Dans sa réponse du 21 août 2024, la DGE-DIREN conclut au rejet du recours et à la confirmation de sa décision du 6 février 2024. Elle précise que ses déterminations sont limitées aux moyens formulés par les recourants en relation avec la mise en conformité du spa de nage intérieur, le jacuzzi extérieur ayant été considéré comme conforme par son service.  

Dans sa réponse du 22 août 2024, la municipalité conclut au rejet du recours.

Les recourants ont répliqué le 11 février 2025 (par l'intermédiaire de leurs avocats), en maintenant leurs conclusions.

H.                     Le 11 décembre 2024, A._______ et B._______ ont déposé une nouvelle demande de permis de construire pour les travaux de régularisation. Sur cette base, la DGE-DIREN a délivré l'autorisation spéciale requise pour la réalisation du spa de nage intérieur (synthèse CAMAC no 238753 du 24 février 2025).

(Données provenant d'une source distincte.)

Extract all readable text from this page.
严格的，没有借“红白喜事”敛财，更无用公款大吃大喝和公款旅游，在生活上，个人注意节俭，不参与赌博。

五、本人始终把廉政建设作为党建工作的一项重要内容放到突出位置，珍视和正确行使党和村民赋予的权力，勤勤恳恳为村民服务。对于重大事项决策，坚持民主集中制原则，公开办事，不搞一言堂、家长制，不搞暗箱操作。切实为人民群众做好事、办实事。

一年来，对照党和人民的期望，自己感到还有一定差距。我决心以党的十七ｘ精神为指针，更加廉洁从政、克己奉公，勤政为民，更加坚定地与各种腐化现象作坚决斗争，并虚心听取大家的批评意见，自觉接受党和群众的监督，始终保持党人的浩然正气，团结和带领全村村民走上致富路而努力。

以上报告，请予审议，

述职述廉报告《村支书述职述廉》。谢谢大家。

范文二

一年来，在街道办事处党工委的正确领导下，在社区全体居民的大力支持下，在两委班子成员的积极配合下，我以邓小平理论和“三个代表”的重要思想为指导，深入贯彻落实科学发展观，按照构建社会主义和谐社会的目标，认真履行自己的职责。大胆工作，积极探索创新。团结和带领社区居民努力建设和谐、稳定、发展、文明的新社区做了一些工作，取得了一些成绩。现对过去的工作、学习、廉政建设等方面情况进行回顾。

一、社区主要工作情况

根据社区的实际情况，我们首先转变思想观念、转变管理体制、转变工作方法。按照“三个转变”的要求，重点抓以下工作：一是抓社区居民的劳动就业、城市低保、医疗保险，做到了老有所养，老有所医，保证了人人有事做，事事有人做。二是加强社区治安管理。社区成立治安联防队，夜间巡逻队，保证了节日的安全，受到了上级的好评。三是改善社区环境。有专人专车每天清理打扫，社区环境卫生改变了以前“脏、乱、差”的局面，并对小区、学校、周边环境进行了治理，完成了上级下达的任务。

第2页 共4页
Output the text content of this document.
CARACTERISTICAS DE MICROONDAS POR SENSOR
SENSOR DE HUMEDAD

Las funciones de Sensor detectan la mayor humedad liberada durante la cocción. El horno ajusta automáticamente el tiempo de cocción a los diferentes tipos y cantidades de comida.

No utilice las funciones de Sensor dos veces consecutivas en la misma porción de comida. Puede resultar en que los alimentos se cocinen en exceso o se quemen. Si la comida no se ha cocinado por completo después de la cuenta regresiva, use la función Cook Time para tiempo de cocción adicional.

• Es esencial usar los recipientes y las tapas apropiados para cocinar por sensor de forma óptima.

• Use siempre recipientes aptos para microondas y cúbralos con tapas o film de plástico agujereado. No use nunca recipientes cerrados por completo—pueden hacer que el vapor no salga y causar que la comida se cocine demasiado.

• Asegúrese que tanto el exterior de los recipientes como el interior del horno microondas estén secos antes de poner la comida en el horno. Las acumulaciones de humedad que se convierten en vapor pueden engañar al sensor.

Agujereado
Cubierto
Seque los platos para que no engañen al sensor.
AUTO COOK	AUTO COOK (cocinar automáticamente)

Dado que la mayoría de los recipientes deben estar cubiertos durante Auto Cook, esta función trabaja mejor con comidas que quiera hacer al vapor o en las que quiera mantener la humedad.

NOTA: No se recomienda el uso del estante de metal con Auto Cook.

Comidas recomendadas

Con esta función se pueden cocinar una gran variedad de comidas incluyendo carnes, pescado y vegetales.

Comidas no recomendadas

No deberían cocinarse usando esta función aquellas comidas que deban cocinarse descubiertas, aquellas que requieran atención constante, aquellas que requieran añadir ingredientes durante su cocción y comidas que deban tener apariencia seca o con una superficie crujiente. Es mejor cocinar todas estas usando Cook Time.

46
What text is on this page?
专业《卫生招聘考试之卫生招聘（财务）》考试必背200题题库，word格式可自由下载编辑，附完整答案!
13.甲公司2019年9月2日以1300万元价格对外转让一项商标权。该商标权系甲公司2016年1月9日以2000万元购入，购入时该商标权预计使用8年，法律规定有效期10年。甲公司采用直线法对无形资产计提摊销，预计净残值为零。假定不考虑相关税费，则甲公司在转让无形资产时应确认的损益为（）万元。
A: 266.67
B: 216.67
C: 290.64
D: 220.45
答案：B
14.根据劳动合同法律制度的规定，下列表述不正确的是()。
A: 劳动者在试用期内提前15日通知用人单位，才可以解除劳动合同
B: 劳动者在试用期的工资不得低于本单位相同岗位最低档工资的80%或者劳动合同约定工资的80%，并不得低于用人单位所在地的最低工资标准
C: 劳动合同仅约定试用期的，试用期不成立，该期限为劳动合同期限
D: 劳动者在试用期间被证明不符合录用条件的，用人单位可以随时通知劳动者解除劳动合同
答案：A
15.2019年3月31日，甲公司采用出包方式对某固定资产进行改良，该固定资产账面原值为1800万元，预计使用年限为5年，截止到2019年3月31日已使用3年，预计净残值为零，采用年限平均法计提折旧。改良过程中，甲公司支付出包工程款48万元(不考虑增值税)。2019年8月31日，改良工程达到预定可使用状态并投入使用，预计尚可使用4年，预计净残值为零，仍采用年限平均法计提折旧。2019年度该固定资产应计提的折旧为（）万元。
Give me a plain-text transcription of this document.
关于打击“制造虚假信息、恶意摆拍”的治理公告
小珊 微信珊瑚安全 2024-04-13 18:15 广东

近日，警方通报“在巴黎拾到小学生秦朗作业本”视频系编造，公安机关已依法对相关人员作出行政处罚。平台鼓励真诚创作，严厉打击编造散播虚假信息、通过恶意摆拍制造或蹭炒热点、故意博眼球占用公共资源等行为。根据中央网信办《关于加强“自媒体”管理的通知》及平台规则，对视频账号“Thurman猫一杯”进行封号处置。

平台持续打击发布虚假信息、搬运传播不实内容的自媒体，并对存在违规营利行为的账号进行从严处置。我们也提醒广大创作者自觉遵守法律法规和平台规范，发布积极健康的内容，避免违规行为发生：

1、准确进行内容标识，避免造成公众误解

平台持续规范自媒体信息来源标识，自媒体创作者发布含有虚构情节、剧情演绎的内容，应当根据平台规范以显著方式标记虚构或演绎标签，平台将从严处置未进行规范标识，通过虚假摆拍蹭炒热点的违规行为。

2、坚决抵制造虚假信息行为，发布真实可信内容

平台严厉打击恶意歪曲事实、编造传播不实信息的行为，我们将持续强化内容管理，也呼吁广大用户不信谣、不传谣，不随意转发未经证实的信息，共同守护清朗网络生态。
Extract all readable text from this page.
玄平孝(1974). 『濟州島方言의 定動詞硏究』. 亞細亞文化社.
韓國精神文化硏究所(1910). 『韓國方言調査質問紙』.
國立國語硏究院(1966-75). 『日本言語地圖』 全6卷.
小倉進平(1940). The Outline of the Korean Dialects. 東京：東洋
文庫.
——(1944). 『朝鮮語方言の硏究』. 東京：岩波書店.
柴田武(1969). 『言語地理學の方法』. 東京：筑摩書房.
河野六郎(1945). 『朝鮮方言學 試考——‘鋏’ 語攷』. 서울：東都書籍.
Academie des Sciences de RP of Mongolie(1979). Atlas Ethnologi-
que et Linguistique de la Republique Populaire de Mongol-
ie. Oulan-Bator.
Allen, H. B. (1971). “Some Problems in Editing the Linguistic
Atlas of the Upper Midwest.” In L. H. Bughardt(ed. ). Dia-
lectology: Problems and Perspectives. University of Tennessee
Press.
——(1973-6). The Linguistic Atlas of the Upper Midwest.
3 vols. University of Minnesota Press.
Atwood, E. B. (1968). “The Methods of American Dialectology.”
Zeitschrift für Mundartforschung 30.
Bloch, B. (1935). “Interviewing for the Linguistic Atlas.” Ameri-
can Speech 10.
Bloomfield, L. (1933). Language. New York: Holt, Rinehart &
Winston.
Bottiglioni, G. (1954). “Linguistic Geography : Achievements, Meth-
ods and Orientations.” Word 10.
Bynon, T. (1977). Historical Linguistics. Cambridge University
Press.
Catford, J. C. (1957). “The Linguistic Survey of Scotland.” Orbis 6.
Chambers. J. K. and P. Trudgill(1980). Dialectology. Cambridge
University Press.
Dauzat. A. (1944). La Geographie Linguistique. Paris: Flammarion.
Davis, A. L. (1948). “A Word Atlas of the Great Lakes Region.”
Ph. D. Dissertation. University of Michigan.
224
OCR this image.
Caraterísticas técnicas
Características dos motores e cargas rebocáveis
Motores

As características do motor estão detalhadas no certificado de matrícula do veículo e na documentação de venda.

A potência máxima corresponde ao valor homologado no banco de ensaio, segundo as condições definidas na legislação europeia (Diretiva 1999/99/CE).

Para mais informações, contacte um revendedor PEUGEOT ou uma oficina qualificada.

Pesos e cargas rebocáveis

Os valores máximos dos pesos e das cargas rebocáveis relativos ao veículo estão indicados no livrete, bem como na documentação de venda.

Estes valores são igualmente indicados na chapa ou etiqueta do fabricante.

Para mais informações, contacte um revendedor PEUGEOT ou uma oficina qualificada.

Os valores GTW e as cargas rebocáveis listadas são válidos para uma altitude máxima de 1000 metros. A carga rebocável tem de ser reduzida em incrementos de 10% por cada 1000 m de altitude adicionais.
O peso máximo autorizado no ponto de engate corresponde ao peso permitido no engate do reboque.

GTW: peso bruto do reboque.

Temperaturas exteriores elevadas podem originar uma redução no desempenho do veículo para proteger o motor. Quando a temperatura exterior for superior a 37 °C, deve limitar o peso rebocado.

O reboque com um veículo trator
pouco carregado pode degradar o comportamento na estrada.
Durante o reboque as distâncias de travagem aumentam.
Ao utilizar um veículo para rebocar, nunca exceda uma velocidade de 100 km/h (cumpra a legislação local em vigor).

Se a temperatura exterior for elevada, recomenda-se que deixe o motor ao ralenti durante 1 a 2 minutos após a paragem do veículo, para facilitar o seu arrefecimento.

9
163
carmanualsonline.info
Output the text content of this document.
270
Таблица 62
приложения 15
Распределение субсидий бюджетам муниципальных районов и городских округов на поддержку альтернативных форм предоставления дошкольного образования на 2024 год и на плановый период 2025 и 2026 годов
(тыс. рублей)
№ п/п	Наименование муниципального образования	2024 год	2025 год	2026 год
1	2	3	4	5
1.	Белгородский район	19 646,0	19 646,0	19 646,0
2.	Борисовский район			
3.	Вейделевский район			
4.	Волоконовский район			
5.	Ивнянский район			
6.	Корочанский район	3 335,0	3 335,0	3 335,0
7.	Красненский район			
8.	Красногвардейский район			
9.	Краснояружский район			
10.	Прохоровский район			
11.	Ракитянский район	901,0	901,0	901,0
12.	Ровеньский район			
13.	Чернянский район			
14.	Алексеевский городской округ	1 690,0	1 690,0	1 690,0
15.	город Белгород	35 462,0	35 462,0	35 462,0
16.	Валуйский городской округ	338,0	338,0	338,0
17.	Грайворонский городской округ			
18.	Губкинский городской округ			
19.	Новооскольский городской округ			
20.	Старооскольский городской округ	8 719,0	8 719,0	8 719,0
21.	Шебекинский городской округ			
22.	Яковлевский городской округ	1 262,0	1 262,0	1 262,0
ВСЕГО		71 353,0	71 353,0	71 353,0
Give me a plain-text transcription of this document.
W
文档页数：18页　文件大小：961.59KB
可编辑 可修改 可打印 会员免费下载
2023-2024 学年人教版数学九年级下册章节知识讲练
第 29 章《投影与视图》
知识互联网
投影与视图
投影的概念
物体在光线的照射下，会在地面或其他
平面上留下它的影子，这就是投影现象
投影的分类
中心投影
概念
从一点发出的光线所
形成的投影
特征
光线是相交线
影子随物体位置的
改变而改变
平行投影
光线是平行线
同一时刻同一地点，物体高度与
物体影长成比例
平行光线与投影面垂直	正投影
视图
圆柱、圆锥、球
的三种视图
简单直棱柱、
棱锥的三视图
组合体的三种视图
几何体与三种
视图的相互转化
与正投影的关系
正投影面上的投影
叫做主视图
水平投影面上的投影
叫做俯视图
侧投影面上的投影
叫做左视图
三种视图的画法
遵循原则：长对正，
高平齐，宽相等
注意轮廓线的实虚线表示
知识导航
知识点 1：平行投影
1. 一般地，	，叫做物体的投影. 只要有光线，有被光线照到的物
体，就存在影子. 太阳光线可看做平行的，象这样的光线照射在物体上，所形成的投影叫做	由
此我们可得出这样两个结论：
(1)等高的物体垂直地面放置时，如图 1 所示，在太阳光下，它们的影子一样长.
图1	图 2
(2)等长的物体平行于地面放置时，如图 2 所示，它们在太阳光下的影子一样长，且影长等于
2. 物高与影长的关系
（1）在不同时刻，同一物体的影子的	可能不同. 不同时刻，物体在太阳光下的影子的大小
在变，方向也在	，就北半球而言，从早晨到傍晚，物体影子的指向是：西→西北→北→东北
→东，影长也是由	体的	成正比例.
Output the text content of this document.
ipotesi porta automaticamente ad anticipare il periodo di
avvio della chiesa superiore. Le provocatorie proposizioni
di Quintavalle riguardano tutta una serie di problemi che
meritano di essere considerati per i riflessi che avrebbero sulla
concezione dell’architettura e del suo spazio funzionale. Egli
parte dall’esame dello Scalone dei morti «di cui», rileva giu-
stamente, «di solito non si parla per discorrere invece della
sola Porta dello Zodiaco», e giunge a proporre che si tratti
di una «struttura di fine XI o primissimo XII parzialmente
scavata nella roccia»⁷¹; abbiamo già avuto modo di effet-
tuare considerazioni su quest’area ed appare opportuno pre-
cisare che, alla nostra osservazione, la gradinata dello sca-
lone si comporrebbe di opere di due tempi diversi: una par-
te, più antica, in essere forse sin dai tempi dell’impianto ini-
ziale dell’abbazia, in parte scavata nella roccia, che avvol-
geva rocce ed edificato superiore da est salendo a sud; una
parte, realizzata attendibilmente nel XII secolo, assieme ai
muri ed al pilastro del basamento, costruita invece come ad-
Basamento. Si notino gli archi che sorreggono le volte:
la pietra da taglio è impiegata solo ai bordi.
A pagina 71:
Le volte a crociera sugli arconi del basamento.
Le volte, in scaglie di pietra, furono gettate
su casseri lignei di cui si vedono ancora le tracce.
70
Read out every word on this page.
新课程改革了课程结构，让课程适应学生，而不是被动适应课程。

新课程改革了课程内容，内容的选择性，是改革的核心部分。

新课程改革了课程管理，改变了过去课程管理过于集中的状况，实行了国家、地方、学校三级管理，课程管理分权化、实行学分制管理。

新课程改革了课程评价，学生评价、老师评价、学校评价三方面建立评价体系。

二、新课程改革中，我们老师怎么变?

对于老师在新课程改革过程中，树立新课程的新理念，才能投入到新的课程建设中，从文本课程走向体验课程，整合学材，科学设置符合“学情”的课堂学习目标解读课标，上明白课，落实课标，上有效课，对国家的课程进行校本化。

La synthèse CAMAC ayant été transmise à la municipalité, celle-ci a rendu le 3 mars 2025 une nouvelle décision par laquelle elle a confirmé sa décision du 15 avril 2024, en exposant notamment ce qui suit:

"Pour rappel, par décision du 15 avril 2024, la Municipalité a refusé de délivrer le permis de construire complémentaire cité en titre (demande de régularisation) et a prononcé un ordre de remise en état au motif que la DGE-DIREN n'avait pas délivré l'autorisation cantonale spéciale requise, d'une part.

D'autre part, la décision municipale du 15 avril 2024 considère que les travaux réalisés sans autorisation ne peuvent pas être régularisés aux motifs que:

-       le jacuzzi (SPA) extérieur empiète sur le périmètre vital d'un arbre majeur et qu'il n'y a aucun motif d'octroyer une dérogation à la protection du patrimoine arboré;

-       l'installation du SPA de nage intérieur dépasse le coefficient d'utilisation du sol (CUS), puisqu'il est installé dans un espace initialement autorisé non chauffé et affecté comme cave.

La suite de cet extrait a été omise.